That Friday after Thanksgiving, Black Friday, when consumers rush retail stores all day long and even shop now on the very night of Thanksgiving itself—brings in about forty percent of what a retail chain earns the entire Christmas season. These figures are provided via the U.S. Chamber of Commerce and independent studies that have shown how important a day it is for business.
This year, thousands of Walmart workers in over a dozen states and maybe more will strike for the day to make the point on picket lines all over the nation that the exploitive conditions they work under do not support their families and are morally bankrupt and even legally unlawful.
You simply cannot support a family on eight to twelve bucks an hour workers get. Most get under ten bucks.
And the anti-labor practices of Walmart against employees who simply exercise their legal right to organize under the Wagner Act of 1935, and related labor legislation that is not prohibited by Taft-Hartley of 1947, is well known.
But the great Walmart Empire that offers consumers lower prices and a better life depends on even greater exploitation of workers who make what Walmart buys and those workers that are contracted out for in warehouses to keep all that stuff moving to the stores. The low prices and wonders of a Walmart store are made possible by cheating and exploiting the very people who bring it to us on a world wide scale.
Walmart has become a greater influence in setting what the floor is for American working people than our wage and hour laws, Unions that force corporations to give their employees more for fear that a Union will come in to the workplace, and it exerts a negative influence on the supposed “Good Life” it promises.
According to Demos.org were Walmart to establish a minimum wage for their employees of $12.25 per hour, it would cost them 15 billion dollars. If passed directly and entirely on to consumers in the store it means fifteen cents on average per item on each store visit. Walmart spends twenty billion a year buying and selling its own shares to in effect inflate the value of those shares to pad quarter gains on the stock market and please investors and feather the nest of top management—and the Walton family.
By making $12.25 the floor for worker’s earnings, you give them $25,000 a year jobs full-time and take over 700,000 people off of welfare. Many could possibly get off of food stamps as well.
The higher wage would itself be a recovery measure much like providing a Federal stimulus package to these people. They’d spend the money and stimulate economic growth—profits and more jobs. (See Nuns on the Bus: Time to Raise the Minimum Wage on Struggles for Justice)
Along with pausing to contemplate how misdirected all the consumerism is during the Christmas season marking the birth of Jesus of Nazareth who the People of the Way (Christians) say is the Son of God, we can also pause and observe the picket lines this coming Friday of Walmart workers and remember just how much exploitation of labor here and abroad is necessary to produce the low prices and the good life Walmart promises and does not deliver.

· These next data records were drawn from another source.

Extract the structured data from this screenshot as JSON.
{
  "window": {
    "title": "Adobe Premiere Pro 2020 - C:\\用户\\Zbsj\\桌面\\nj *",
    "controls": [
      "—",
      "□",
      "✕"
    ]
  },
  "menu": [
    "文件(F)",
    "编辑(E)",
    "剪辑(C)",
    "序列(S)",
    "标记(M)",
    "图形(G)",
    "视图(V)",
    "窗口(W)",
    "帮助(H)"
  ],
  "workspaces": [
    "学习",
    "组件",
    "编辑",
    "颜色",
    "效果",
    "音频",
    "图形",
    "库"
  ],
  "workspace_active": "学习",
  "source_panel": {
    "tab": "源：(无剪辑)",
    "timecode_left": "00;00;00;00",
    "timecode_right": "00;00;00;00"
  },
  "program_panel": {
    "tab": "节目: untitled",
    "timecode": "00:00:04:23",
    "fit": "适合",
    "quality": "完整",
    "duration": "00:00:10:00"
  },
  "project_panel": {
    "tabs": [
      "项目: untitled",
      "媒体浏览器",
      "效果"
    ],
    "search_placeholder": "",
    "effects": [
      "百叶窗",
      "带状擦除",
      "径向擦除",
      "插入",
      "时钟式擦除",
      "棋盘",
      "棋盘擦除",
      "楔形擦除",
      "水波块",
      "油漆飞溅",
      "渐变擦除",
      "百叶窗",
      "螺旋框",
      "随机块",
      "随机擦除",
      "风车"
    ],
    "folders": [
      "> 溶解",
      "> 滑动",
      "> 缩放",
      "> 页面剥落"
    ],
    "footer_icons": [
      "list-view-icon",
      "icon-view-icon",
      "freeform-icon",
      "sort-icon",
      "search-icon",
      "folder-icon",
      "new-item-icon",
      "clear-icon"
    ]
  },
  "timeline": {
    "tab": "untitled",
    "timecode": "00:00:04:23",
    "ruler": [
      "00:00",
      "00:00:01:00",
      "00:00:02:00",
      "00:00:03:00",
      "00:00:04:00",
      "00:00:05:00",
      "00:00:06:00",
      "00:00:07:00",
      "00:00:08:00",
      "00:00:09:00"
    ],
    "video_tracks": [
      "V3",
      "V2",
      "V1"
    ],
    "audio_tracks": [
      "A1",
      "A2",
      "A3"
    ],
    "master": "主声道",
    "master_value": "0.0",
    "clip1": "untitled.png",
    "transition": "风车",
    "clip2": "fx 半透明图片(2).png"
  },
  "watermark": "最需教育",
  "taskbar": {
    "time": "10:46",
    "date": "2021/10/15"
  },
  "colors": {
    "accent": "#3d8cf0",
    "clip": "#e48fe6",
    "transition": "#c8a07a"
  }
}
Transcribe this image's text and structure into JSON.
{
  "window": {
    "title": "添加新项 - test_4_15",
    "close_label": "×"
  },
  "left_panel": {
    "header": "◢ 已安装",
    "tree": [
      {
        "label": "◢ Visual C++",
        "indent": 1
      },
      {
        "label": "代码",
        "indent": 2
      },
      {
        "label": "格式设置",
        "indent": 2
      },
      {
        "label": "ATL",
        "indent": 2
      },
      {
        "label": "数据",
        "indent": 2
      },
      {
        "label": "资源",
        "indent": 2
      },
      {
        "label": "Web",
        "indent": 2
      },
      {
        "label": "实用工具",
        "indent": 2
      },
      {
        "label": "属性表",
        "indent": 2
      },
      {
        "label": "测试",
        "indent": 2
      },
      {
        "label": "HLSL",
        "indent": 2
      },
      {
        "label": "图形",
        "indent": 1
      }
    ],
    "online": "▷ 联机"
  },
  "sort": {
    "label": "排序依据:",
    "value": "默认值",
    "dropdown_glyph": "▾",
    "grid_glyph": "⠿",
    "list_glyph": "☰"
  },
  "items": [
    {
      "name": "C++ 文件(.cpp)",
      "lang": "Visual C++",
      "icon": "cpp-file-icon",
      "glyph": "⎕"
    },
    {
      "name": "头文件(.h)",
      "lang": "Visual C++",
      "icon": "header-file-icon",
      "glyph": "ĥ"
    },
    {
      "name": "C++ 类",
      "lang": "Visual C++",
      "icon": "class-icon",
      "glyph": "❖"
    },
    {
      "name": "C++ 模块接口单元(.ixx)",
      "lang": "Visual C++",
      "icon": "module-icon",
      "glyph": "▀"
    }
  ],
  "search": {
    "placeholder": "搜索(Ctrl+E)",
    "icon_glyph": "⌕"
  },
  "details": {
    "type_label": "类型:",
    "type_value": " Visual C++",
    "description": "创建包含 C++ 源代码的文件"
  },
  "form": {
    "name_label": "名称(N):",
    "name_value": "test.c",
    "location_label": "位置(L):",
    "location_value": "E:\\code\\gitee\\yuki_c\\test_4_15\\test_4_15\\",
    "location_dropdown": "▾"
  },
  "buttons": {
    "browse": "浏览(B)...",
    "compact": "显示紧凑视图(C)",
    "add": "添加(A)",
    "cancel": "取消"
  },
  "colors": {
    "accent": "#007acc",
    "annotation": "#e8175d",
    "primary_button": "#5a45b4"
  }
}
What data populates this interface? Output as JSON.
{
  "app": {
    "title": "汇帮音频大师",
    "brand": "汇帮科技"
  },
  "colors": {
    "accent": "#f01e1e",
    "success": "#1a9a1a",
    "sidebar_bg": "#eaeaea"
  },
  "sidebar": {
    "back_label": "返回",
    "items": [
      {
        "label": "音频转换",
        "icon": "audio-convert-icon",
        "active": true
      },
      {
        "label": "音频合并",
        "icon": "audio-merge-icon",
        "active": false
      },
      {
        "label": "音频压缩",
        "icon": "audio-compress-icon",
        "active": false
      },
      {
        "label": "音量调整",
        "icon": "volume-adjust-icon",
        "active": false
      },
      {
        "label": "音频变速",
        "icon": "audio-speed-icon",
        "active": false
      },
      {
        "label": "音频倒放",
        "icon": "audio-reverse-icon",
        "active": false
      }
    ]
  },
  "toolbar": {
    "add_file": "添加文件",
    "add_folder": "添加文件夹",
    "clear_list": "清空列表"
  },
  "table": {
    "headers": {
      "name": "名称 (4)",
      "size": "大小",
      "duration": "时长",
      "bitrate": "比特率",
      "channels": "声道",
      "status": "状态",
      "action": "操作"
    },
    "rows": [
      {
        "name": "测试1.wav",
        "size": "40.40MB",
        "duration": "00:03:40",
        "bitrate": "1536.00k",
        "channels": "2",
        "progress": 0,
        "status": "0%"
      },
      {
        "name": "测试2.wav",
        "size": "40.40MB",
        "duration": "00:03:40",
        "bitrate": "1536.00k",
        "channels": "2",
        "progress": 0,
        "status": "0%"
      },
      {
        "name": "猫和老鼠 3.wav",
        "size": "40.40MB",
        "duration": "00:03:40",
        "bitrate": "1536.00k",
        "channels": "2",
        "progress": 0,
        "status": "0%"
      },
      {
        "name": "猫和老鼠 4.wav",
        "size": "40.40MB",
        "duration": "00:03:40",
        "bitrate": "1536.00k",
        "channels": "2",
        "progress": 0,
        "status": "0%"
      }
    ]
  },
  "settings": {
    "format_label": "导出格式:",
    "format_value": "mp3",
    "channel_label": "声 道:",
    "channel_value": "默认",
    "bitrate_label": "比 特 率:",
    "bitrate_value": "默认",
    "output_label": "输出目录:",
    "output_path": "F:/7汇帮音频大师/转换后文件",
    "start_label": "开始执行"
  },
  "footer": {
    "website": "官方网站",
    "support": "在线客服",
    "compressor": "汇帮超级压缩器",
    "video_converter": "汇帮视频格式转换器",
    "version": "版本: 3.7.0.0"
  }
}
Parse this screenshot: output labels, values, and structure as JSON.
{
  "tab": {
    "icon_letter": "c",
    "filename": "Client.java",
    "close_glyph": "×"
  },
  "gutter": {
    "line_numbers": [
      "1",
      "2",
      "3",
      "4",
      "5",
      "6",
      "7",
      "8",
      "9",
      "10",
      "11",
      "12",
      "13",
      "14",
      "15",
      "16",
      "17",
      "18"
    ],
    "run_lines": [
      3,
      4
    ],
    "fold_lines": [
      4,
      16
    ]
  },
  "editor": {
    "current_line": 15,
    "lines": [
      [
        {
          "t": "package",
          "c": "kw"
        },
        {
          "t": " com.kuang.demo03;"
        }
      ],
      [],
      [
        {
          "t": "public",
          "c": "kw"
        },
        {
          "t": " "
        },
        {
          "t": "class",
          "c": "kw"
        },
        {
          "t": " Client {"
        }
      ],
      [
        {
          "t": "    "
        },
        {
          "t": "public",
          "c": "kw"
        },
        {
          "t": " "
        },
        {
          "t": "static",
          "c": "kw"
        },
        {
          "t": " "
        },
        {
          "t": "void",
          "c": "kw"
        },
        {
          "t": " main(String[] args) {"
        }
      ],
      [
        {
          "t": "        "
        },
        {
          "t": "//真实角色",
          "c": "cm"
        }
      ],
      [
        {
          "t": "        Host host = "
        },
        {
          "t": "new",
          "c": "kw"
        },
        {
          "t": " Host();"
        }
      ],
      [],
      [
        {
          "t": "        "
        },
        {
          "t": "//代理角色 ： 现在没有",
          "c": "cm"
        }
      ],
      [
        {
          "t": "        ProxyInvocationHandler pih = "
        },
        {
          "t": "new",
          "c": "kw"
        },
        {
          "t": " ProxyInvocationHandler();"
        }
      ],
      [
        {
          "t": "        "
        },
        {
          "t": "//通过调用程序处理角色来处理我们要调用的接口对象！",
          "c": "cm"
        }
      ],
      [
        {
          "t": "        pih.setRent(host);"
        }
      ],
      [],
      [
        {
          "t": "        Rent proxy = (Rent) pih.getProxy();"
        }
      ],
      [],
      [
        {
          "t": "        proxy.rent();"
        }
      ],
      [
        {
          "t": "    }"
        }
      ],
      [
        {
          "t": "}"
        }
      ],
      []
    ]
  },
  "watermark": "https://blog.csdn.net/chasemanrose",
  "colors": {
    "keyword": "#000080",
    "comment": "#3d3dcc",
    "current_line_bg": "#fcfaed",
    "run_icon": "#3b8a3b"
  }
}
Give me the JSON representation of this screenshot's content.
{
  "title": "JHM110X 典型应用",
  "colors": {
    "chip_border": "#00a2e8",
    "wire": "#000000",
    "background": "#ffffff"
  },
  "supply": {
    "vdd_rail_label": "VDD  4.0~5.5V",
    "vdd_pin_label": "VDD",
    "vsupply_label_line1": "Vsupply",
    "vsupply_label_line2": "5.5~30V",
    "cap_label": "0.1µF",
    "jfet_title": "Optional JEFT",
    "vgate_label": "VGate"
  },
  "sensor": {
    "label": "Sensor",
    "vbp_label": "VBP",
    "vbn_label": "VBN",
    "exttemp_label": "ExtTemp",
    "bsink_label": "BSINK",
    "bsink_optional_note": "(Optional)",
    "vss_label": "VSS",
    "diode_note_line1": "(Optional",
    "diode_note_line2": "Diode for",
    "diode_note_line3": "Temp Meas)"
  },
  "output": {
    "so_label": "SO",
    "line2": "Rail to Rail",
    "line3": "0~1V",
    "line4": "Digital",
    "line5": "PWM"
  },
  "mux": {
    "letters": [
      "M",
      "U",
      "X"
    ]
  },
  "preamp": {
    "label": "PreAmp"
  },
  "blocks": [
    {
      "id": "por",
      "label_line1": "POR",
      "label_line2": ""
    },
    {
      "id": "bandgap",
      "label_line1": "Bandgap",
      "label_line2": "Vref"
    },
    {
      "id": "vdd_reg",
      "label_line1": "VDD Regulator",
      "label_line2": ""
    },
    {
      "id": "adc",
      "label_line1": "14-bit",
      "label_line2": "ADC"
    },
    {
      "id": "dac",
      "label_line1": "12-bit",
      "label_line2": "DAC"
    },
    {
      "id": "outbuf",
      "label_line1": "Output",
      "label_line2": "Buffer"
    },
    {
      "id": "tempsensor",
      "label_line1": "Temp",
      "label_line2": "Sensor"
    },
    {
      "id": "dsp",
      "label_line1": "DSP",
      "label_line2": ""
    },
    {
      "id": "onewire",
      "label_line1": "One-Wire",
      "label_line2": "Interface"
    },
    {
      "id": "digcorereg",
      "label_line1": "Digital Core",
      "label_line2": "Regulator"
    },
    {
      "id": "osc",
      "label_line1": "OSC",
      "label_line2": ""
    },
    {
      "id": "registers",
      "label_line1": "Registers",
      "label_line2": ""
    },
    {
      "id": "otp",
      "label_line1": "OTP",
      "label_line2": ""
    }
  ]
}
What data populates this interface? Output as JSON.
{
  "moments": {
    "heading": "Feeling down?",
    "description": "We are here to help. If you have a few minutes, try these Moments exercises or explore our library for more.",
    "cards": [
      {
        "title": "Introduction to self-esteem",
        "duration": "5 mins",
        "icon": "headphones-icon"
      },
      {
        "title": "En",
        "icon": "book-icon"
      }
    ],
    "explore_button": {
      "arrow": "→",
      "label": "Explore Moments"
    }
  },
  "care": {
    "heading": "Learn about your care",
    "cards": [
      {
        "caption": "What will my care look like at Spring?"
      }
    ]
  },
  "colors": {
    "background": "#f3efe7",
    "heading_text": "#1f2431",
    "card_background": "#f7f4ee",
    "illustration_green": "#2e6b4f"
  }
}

Perhaps the AFL-CIO will get its members out not to shop all day but to take time out to support those very picket lines. And then the government of the United States of America via the National Labor Relations Board and the U.S. Department of Justice might consider actually enforcing existing U.S. labor law that gives employees the lawful right to organize themselves in order to better protect them from the very exploitation they are victim to.
One Walmart worker who plans to strike said what radicalized him was not only that he could not support his family on what he earns there, but that he saw too many of his fellow workers crying and under great stress simply working there. The management style Walmart has adopted is not only exploitive but it carries with it an ideological emphasis that psychologically undermines the very people they employ.
Good business practice would suggest that you do the very opposite of what Walmart does as standard operating procedure. But they have exerted contractually on suppliers and sub-contractors such draconian measures that their business model predominates. It sullies all it touches. Real people are hurt by what Walmart does every day.
It is not just the death of old Main Street businesses in small towns. It is the worldwide exploitation of working people. It is that big. Getting Walmart turned around would have a tremendous effect for the common good heard, seen, and felt around the world. It’s long past time for that change. We must all insist upon it. Customers must demand it or boycott this company. The workers striking and acting must be supported too.
Struggles for Justice is asking for the nation to think on just what the floor should be on wages and working conditions and hours for our workforce beyond the legal requirements of old arcane laws. What about a $12.25 floor for everybody in the land for wages? What about a full-time job with time off to be with family? What about changing working conditions where warehouse employees are injured or are sick merely due to the working conditions there? Overseas workers who are exploited sweatshop labor? It is time for a new and basic labor policy in this nation that takes in the moral, legal, and economic conditions of human beings and places profits for abstract legal entities known as corporations in second place.